Research your market to know how many potential customers you have, what their needs are, and how to reach them. Then divide them into segments based on their common characteristics. Segmentation divides a market into workable groups or divisions. Divide a market by age, income, product needs, geography, buying patterns, eating patterns, family makeup, or other classifications. Good marketing plans rarely address the full range of possible target markets. They almost always select segments of the market. The selection allows a marketing plan to focus more effectively, to define specific messages, and to send those messages through specific channels.

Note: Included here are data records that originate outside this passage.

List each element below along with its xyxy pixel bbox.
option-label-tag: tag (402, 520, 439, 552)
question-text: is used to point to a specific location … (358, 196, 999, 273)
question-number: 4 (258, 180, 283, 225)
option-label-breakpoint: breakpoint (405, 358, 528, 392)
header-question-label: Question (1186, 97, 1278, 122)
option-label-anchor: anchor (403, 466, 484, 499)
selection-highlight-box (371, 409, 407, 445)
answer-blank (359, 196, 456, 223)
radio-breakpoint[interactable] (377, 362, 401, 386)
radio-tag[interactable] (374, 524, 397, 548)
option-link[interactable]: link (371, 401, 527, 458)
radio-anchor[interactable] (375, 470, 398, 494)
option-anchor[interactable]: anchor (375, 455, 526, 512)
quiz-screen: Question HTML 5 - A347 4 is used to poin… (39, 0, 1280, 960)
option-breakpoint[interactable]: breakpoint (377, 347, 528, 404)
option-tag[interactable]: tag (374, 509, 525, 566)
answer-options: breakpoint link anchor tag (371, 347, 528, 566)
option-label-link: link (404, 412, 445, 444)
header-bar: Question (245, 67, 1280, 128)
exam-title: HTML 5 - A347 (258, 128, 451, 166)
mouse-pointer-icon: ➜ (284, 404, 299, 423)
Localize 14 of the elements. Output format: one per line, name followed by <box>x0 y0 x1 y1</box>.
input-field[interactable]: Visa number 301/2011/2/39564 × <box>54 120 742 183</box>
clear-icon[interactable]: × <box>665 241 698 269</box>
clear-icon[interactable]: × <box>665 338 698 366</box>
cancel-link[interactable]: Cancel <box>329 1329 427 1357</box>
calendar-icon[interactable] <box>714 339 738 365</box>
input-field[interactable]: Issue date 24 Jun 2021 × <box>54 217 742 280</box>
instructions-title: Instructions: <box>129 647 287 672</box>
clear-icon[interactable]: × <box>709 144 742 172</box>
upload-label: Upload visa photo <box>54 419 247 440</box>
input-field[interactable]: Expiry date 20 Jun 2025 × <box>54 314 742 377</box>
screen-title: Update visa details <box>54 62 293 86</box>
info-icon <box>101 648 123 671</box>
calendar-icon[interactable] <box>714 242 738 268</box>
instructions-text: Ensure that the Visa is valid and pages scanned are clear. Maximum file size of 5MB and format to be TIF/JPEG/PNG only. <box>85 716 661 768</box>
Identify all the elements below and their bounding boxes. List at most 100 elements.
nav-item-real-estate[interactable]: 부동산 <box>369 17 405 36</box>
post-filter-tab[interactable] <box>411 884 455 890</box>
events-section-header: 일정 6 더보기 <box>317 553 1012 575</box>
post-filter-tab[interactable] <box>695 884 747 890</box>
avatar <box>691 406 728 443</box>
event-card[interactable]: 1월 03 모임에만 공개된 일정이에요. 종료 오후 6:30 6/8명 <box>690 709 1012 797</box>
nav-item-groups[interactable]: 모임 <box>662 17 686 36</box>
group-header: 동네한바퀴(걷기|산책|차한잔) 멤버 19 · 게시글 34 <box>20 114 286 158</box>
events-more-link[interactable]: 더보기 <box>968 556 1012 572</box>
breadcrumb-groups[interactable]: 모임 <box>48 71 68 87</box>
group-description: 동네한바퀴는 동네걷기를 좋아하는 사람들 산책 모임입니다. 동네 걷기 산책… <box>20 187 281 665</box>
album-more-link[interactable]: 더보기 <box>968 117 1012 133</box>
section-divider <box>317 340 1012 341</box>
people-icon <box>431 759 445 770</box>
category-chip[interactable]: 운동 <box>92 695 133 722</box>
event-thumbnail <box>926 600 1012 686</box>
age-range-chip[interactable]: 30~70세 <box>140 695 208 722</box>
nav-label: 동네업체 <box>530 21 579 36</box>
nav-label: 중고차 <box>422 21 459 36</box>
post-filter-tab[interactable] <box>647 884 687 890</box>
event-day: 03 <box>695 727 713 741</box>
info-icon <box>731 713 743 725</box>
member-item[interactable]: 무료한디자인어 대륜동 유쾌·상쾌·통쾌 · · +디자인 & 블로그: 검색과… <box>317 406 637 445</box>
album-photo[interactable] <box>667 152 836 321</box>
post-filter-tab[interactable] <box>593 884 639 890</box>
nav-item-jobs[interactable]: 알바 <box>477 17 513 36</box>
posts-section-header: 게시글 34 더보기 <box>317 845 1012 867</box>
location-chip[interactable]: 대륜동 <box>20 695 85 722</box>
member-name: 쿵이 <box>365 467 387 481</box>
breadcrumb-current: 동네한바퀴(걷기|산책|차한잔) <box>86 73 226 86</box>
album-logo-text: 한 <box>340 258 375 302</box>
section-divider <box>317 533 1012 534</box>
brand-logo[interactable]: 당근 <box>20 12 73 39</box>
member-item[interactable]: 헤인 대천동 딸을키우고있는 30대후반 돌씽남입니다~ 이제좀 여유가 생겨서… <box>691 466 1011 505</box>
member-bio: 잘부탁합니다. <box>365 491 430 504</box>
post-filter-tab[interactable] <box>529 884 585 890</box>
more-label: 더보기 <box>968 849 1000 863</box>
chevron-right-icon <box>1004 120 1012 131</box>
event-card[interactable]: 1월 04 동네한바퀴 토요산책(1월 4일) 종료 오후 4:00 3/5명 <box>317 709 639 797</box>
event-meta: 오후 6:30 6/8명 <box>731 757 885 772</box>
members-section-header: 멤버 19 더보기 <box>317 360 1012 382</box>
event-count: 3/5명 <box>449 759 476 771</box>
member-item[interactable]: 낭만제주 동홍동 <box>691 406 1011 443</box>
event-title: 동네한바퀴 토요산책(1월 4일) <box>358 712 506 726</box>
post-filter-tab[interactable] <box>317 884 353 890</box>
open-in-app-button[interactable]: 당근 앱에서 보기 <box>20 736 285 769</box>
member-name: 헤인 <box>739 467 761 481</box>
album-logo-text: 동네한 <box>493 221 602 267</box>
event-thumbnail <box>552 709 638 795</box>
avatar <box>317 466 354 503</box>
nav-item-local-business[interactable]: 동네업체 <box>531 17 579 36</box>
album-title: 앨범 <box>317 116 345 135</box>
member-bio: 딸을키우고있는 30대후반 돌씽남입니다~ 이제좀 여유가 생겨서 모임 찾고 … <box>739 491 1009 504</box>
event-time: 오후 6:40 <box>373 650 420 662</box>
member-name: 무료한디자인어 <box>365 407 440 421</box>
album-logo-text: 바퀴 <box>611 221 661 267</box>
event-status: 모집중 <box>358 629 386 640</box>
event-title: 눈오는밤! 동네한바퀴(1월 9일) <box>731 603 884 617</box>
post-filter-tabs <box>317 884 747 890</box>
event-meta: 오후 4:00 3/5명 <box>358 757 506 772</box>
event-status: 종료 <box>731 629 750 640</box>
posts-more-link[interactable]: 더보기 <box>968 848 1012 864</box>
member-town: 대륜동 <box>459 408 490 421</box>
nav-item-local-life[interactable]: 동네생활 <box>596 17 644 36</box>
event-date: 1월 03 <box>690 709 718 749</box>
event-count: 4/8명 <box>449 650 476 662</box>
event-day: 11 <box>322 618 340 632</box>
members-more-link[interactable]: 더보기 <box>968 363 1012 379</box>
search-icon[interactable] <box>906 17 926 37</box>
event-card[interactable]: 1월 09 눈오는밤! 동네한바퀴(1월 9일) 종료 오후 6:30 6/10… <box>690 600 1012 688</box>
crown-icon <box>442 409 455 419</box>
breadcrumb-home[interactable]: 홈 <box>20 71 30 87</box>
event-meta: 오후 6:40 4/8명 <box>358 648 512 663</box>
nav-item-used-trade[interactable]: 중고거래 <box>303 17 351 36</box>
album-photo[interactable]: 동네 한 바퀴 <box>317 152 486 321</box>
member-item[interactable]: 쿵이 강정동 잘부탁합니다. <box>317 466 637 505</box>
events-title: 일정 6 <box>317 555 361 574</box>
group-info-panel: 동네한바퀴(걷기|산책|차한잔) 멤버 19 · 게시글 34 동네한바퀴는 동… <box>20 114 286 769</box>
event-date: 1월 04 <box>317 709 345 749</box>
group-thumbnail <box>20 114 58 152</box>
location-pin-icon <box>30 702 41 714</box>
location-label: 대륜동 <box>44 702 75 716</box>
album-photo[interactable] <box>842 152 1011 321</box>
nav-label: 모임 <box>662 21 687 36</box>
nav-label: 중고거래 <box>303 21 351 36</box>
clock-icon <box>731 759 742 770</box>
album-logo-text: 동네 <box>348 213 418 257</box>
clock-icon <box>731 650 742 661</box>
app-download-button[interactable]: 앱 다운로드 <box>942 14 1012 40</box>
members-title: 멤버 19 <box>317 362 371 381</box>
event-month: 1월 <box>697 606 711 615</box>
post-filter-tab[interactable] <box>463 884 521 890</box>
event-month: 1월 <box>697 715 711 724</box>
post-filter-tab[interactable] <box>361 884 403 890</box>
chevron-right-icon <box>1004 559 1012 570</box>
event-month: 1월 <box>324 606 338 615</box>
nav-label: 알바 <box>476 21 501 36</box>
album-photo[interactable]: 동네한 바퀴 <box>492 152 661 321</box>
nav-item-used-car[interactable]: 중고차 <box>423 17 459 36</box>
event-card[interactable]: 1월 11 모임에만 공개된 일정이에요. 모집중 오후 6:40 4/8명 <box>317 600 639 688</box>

The segment focus leads to a series of related strategic decisions. Defining the target market quickly leads to a series of important questions, such as: What product or service offerings are most appropriate to the needs of the target segment? What prices are appropriate? Few companies have the power to address all possible market segments. It is a better use of marketing resources to focus on key segments. Market segmentation is critical to marketing. A good segmentation analysis can be the creative foundation of an excellent plan. For example, consider how many different ways you can divide personal computer users. Does it help to focus on home offices vs. home education? Classroom education vs. home education? Multimedia video development vs. arcade game users? Personal productivity vs. data management? Consumer vs. business to business? Home vs. education vs. small business vs. medium business?
You can segment a market several different ways: demographic, geographic, psychographic, ethnic, or a combination. How do you decide which segmentation to use? Look at your customers and look at your business. Think about what factors will give you the most marketing power. The goal is guiding decisions, gaining insight into which media, which messages, and how to market. Divide your customers up in a way that makes it easy to develop marketing strategy and implementation.